Der Beginn vom Karneval am 11.11. um 11:11 Uhr kommt ebenfalls aus dem 19. Jahrhundert. Die Narrenzahl Elf eignete sich besonders, da zu damaliger Zeit jeder als Narr bezeichnet wurde, der Gottes Zehn Gebote übertrat. Auch der Elfer-Rat, das Organisationskomitee in zahlreichen Karnevalsvereinen, steht in Verbindung mit der Zahl Elf.

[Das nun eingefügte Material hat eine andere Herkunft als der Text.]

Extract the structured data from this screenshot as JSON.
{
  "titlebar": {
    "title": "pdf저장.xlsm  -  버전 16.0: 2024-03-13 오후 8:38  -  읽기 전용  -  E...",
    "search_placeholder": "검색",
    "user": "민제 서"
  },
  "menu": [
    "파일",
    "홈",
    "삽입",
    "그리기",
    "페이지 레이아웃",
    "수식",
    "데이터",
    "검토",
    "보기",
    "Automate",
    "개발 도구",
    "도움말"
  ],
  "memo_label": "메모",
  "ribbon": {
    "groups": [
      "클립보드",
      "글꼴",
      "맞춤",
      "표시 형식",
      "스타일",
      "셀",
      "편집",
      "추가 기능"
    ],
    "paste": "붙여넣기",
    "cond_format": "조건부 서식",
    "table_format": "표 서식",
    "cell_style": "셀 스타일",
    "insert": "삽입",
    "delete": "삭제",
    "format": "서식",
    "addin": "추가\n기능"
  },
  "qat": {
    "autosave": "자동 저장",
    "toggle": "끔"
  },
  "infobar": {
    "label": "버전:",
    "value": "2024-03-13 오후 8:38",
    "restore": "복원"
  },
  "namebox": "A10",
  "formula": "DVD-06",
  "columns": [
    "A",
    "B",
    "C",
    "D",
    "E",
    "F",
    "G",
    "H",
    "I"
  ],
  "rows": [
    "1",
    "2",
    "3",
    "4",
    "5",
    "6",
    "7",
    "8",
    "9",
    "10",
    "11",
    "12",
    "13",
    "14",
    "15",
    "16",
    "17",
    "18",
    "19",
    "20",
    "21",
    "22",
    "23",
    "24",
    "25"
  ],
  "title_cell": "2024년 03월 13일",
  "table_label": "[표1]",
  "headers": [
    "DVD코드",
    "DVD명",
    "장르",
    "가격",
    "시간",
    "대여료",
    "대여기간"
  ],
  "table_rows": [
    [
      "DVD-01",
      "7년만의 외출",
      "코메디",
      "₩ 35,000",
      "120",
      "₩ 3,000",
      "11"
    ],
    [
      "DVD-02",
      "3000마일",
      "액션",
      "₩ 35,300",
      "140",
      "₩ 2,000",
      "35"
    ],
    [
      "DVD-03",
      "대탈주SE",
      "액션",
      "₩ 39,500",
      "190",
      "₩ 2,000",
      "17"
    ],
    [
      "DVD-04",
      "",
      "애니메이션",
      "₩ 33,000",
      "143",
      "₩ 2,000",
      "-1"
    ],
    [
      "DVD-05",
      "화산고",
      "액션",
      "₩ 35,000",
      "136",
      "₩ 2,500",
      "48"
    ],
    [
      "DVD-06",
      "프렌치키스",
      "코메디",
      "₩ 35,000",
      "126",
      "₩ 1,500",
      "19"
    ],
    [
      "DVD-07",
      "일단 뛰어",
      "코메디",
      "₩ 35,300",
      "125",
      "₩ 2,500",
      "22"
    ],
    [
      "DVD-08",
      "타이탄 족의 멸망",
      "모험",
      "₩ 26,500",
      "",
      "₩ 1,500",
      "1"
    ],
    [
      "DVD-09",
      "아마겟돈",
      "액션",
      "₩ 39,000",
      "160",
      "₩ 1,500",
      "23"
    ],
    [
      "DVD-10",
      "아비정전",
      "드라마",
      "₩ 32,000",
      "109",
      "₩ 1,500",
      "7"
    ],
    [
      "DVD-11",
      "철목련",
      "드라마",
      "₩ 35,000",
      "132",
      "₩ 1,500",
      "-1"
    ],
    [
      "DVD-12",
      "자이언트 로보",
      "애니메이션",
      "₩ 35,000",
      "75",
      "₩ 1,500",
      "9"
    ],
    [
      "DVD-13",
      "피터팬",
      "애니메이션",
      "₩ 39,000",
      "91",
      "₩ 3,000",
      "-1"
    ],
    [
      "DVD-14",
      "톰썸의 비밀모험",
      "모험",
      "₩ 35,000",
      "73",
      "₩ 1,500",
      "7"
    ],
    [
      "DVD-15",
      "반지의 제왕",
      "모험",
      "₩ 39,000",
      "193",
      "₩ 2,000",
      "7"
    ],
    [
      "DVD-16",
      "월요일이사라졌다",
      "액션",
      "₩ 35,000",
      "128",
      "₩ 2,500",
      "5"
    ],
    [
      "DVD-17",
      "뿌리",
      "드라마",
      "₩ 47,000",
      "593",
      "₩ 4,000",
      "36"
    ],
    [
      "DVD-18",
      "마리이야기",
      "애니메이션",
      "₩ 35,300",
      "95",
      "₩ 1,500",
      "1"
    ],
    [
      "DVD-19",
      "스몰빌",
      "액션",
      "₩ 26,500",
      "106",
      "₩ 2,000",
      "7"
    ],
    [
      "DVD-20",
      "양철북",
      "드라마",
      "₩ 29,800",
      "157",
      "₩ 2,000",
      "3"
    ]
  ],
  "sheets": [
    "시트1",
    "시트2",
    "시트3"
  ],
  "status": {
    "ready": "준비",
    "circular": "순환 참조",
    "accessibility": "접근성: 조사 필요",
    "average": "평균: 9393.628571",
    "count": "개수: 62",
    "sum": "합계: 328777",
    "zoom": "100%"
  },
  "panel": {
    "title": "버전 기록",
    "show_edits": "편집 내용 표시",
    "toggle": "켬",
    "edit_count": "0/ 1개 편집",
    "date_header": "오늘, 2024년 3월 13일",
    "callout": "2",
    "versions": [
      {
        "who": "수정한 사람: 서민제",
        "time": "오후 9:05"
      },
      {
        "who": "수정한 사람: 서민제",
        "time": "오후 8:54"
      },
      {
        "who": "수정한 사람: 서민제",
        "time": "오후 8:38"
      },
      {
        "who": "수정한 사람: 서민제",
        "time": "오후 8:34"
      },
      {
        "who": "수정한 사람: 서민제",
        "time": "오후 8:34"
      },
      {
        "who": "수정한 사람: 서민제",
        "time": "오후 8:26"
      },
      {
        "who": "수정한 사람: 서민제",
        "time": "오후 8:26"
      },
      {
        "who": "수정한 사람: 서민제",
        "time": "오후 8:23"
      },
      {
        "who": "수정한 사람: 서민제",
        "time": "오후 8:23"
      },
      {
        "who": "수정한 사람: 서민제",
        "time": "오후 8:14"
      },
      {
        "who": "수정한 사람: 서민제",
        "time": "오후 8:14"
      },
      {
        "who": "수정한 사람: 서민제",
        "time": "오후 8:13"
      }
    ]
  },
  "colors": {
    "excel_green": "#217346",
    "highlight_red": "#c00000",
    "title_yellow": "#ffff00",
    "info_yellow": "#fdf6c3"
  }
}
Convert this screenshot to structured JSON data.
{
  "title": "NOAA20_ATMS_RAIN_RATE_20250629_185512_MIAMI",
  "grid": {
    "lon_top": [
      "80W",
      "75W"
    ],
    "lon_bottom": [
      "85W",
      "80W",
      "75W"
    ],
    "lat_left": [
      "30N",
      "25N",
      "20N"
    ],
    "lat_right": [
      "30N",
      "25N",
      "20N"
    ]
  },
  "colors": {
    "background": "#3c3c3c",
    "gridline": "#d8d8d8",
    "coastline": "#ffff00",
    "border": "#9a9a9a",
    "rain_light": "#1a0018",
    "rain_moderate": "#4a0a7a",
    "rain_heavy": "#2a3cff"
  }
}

Die Idee des Rosenmontags-Umzugs stammt aus Köln. Der seit 1823 veranstaltete „Zoch“ ist der älteste der großen deutschen Rosenmontagszüge. Die Stadtväter versuchten auf diese Weise, das wilde Treiben in geordnete Bahnen zu lenken. Ob sie damit Erfolg hatten, sei dahin gestellt. Auf jeden Fall haben kurz darauf auch andere Städte wie Düsseldorf und Mainz damit begonnen, Karnevalsvereine zu gründen und Rosenmontagszüge zu veranstalten.

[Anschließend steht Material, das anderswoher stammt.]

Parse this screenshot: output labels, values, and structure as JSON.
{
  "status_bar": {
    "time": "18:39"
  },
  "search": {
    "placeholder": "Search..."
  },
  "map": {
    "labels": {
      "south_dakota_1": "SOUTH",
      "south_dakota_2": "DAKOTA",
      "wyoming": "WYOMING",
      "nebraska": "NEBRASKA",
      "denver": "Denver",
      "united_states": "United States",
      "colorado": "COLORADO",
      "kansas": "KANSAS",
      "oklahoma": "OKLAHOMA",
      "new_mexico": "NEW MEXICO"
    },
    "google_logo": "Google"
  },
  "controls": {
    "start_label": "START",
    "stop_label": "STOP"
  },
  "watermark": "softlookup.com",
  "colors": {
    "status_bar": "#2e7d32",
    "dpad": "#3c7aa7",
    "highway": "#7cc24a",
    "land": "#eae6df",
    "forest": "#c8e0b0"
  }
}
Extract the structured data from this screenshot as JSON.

Offenbar ging es auch Mitte des 19. Jahrhunderts in Uersfeld bereits hoch her wie einem Bericht von Udo Bürger in seinem Buch "Mord aus Melancholie" zu entnehmen ist. Danach fand am 4. März 1851, an einem Karnevalsdienstag, bereits karnevalistisches Treiben und ein Karnevalsumzug in Uersfeld statt.

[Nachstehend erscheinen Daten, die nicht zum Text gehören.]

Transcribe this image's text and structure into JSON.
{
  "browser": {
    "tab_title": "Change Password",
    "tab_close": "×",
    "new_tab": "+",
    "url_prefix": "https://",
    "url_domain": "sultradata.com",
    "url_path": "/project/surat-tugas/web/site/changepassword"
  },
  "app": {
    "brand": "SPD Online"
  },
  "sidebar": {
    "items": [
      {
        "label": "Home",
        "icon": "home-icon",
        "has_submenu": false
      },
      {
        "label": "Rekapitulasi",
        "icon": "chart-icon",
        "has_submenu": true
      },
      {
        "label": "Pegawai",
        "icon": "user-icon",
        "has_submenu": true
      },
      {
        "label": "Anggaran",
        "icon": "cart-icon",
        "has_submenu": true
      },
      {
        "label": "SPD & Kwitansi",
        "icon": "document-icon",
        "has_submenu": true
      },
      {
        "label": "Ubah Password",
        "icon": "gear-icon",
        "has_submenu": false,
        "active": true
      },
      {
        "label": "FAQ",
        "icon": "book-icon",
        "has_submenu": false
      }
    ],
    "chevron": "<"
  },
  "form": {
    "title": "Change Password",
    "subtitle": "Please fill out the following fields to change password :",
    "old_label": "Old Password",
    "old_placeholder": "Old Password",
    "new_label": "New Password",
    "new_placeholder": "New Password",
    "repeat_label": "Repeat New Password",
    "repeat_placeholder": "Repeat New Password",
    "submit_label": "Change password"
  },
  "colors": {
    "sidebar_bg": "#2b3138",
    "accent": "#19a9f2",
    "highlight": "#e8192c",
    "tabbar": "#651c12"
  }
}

Aber lesen sie selbst den Ausschnitt aus dem Buch von Udo Bürger . . . (Textvergrößerung beim klick auf die Seite).
Unter preußischer Verwaltung war die Gemeinde Uersfeld dem Kreis Adenau zugeordnet und wurde von der Bürgermeisterei Kelberg unter Bürgermeister Falkenbach verwaltet. Der Ort zählte um diese Zeit rund 260 Einwohner (heute rd. 700 EW).
In dem Buch werden Kriminalfälle und Delikte aus der Eifel von 1675 bis 1898 geschildert. Fern von theoretischen Erörterungen liegt der Schwerpunkt des Buches auf den einzelnen Fällen, die dem Leser zeigen, was eventuell auch in seinem eigenen Heimatort so alles passiert ist. Als Quellen dienten im Wesentlichen Archivmaterialien aus den einschlägigen Archiven in Koblenz, Düsseldorf, Köln, Aachen, Wertheim und Berlin, aber auch die damalige Presse.
Den gesamten Bericht "Die Uersfelder und ihre moralische Verwahrlosung" findet man unter > Fotogalerien
Die Anfänge in der Neuzeit
1948 - 1952
Uersfeld erlebte seine ersten karnevalistischen Höhepunkte der Neuzeit in den Jahren 1948 bis
1952.
Die Karnevalisten des Dorfes trafen sich damals vor Beginn der närrischen Zeit in einem der Wirtshäuser, um über den Ablauf der närrischen Session zu beraten und zu planen. Es stand damals kein
Karnevalsverein oder Karnevalsvereinsring dahinter, sondern jeder, der quasi "Spass an der Freud" hatte, machte mit. Aus den Reihen des Narrenvolkes wurde ein Präsident gewählt, dem u.a. die Aufgabe
zufiel, Episoden, Geschichten und Geschehnisse aus dem dörflichen Leben der damaligen Zeit in einer lustig-ironischen Jahreschronik, der sogenannten "Bierzeitung" zusammenzufassen, die damals als
Höhepunkt des Karnevalsumzuges in der Dorfmitte verlesen wurde.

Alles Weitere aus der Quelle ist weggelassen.